“There is nobody good here to dance with...” I look over the dance floor with quiet disappointment. It is another busy Saturday night at the local tango studio. The floor is teeming with people, the air charged with that familiar electricity only tango music can incite. The smiling faces and the loving hugs deepen a feeling of guilt, “I should be enjoying myself” I think. But my mind is hell-bent on compiling a detailed list of technical imperfections and mistakes I am observing on the dance floor.
“I can’t wait to be in Buenos Aires.”
I am days away from making the epic journey, not certain if I am coming back. The depth of my hunger for tango has led me to give up my two dogs, sell my car, and buy a one-way ticket to the promise land. The birth place of tango, as I foresaw it, was populated by people who had mastered their ochos and fully realized their boleos. In my mind, it was a magical place that had all the things that were lacking in my present.

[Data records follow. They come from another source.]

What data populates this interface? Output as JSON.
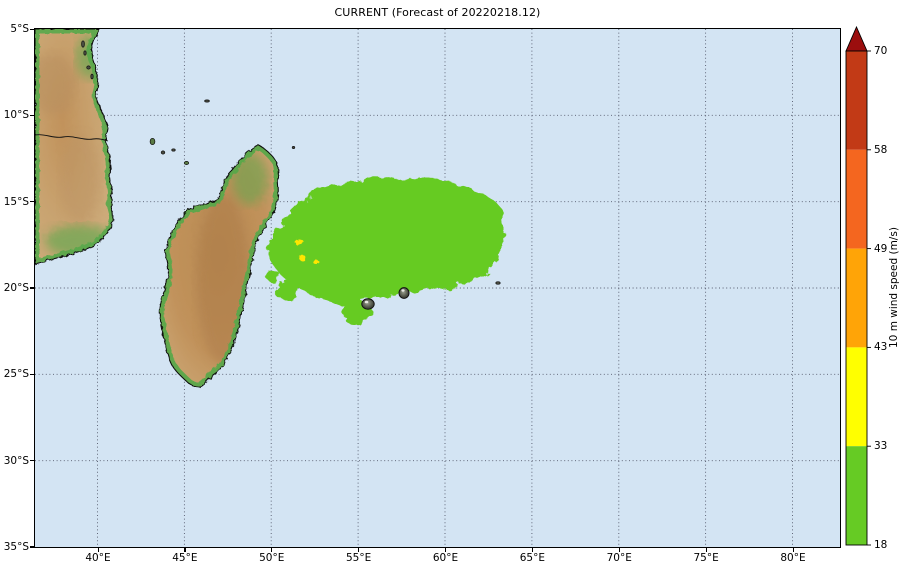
{
  "title": "CURRENT (Forecast of 20220218.12)",
  "axes": {
    "x_ticks": [
      "40°E",
      "45°E",
      "50°E",
      "55°E",
      "60°E",
      "65°E",
      "70°E",
      "75°E",
      "80°E"
    ],
    "y_ticks": [
      "5°S",
      "10°S",
      "15°S",
      "20°S",
      "25°S",
      "30°S",
      "35°S"
    ]
  },
  "colorbar": {
    "label": "10 m wind speed (m/s)",
    "tick_labels": [
      "70",
      "58",
      "49",
      "43",
      "33",
      "18"
    ],
    "segments": [
      {
        "range": "18-33",
        "color": "#66cb24"
      },
      {
        "range": "33-43",
        "color": "#ffff00"
      },
      {
        "range": "43-49",
        "color": "#ffa407"
      },
      {
        "range": "49-58",
        "color": "#f4661f"
      },
      {
        "range": "58-70",
        "color": "#c23a16"
      }
    ],
    "over_arrow_color": "#9b0e0e"
  },
  "map": {
    "ocean_color": "#d3e4f3",
    "grid_color": "#565b6e",
    "coastline_color": "#111111",
    "land_tan": "#cfae7e",
    "land_inner": "#c1925b",
    "land_green_fringe": "#58a84b",
    "island_dark": "#4a4d42",
    "swath_color": "#66cb24",
    "patch_color": "#ffe600",
    "features": {
      "wind_swath": {
        "threshold": "wind >= 18 m/s (green band of colorbar)",
        "lon_range": "~50–63°E",
        "lat_range": "~14–21°S"
      },
      "storm_force_patches": {
        "threshold": "wind >= 33 m/s (yellow band)",
        "location": "~52–53°E, 18–20°S"
      },
      "landmasses": [
        "africa-east-coast",
        "madagascar",
        "comoros-islands",
        "zanzibar-islands",
        "seychelles-islet",
        "reunion",
        "mauritius",
        "rodrigues"
      ]
    }
  }
}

“There I will find what I am looking for even if I don’t really know what it is, I just know it will better than here.”
Fast forward some weeks and I am pinching myself as I sit in a crowded milonga in the famed city. I am mesmerized by absolutely everything around me - the men in the suits, the scantily clad women, the waves of laughter and exclamations in Spanish, the red of the walls, the warm yellow glow of the lights. I am also terrified, “what if nobody dances with me? What if I am not good enough? What if they speak Spanish to me and I don’t understand?” The intimidation deepens as I observe the dancers populating the floor. Masterful and confident to my eye, they move through space with the grace I hope to someday embody. “Will I ever be that good?”
My moment of reverie is interrupted by a newly-made friend. A beautiful woman in her 40s, she had moved to Buenos Aires years ago and was now a household presence at all of the best milongas. The moment I met her I wanted to be her.
“There is nobody good here to dance with...” she says with a sigh of disappointment.
“Wait... what? Didn’t I just say that recently?”
With disbelief I listen to her complain about the lack of musicality and the poor level of technique she is observing on the dance floor. She reminisces about other milongas, at other times, with other people...
How is this possible? This is where the grass is supposed to be at its greenest! But as I was to learn over the next months that I lived there, wishing for something different is a universal experience that has almost nothing to do with external factors. The place where I am not can always appear better than where I am. The grass might always appear greener over there, but greener or not, it’s still just grass.